If conn->eof (line 1117) or err != OK (line 1123), then data is NULL; all other cases free data at line 1137.


The following two are false positives, but the fixes provided includes changes that should cause Coverity to stop reporting the problem.

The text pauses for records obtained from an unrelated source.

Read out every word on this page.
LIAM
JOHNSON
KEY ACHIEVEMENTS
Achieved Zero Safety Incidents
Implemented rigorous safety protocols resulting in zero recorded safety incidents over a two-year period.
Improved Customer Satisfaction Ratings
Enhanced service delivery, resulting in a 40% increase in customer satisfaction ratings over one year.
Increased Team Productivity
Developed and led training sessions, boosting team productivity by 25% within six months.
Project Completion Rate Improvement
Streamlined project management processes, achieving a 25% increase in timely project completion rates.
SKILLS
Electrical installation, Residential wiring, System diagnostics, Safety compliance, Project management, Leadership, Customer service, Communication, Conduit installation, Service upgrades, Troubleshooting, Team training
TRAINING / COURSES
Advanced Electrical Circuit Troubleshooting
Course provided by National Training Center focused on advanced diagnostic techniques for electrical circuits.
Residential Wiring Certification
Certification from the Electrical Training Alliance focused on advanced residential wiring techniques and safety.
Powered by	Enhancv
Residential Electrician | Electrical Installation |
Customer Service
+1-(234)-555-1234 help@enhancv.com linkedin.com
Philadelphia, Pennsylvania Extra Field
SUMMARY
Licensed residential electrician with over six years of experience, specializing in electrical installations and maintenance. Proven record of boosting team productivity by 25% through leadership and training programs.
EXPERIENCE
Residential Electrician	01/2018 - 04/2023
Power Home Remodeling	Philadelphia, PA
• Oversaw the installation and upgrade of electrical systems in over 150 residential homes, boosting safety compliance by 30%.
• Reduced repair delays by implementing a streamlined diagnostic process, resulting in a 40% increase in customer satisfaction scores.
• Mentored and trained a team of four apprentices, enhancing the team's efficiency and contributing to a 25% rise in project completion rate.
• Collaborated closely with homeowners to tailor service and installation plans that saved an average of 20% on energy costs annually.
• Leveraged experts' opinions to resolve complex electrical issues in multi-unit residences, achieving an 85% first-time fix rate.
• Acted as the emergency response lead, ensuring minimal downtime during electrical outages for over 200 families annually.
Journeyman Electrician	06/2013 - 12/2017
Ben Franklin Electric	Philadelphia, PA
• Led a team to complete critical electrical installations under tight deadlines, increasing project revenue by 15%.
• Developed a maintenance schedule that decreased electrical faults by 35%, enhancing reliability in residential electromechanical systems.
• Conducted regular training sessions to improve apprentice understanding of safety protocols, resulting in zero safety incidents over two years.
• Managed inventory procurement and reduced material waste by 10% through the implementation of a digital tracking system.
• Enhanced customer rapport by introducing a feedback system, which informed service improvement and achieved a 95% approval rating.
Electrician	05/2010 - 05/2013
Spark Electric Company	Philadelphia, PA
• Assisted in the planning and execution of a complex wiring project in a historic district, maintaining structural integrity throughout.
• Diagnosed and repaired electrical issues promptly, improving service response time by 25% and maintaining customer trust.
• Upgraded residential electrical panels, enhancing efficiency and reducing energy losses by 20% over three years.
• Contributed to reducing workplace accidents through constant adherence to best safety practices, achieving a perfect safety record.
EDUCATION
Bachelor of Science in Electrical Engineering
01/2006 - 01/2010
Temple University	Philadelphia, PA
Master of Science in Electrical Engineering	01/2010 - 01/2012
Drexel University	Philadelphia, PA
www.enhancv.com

> Error: RESOURCE_LEAK (CWE-772):
> open-vm-tools-11.1.5-16724464/libvmtools/vmtoolsLog.c:2450: alloc_fn: Storage is returned from allocation function "g_strjoin".
> open-vm-tools-11.1.5-16724464/libvmtools/vmtoolsLog.c:2450: var_assign: Assigning: "userLogTemp" = storage returned from "g_strjoin(appendString, *tokens, " ", NULL)".
> open-vm-tools-11.1.5-16724464/libvmtools/vmtoolsLog.c:2451: noescape: Resource "userLogTemp" is not freed or pointed-to in "g_strchomp".
> open-vm-tools-11.1.5-16724464/libvmtools/vmtoolsLog.c:2451: overwrite_var: Overwriting "userLogTemp" in "userLogTemp = g_strchomp(userLogTemp)" leaks the storage that "userLogTemp" points to.
> # 2449|      if (tokens != NULL && *tokens != NULL){
> # 2450|         userLogTemp = g_strjoin(appendString, *tokens, " ", NULL);
> # 2451|->       userLogTemp = g_strchomp (userLogTemp);
> # 2452|         if (*(tokens+1) != NULL){
> # 2453|            gchar *userLog;
>  

g_strchomp just returns its argument, so the value of userLogTemp is not changed by line 2451.  However, the code has been modified to discard the return value from g_strchomp, which should stop the issue from being reported  and also makes this use of g_strchomp consistent with other uses in this file.


> Error: RESOURCE_LEAK (CWE-772):
> open-vm-tools-11.1.5-16724464/vgauth/lib/proto.c:803: alloc_fn: Storage is returned from allocation function "g_strndup".
> open-vm-tools-11.1.5-16724464/vgauth/lib/proto.c:803: var_assign: Assigning: "val" = storage returned from "g_strndup(text, textSize)".
> open-vm-tools-11.1.5-16724464/vgauth/lib/proto.c:1011: noescape: Assuming resource "val" is not freed or pointed-to as ellipsis argument to "g_log".
> open-vm-tools-11.1.5-16724464/vgauth/lib/proto.c:1011: noescape: Resource "val" is not freed or pointed-to in "g_log".
> open-vm-tools-11.1.5-16724464/vgauth/lib/proto.c:1015: leaked_storage: Variable "val" going out of scope leaks the storage it points to.
> # 1013|         ASSERT(0);
> # 1014|      }
> # 1015|-> }
> # 1016|   
> # 1017|   

ASSERT(0) is an indicator this code path is never executed.  However a call to g_free has been inserted before the ASSERT, which should stop the issue from being reported and also prevent any memory leak if for some reason this path is executed.


The other seven issues have been fixed.

Let me know how your new scan turns out and whether you run into further problems.

Regards,

Jonathan
Comment 2 Cathy Avery 2020-10-28 12:36:25 UTC 
Great! So commit e18e67f727d0354b08a55b685178fd05f542c6da contains all the fixes.

Thanks,

Cathy
Comment 3 Cathy Avery 2020-12-06 18:41:35 UTC 
We have decided to use 11.2.0 for RHEL8.4 and not 11.1.5 so closing.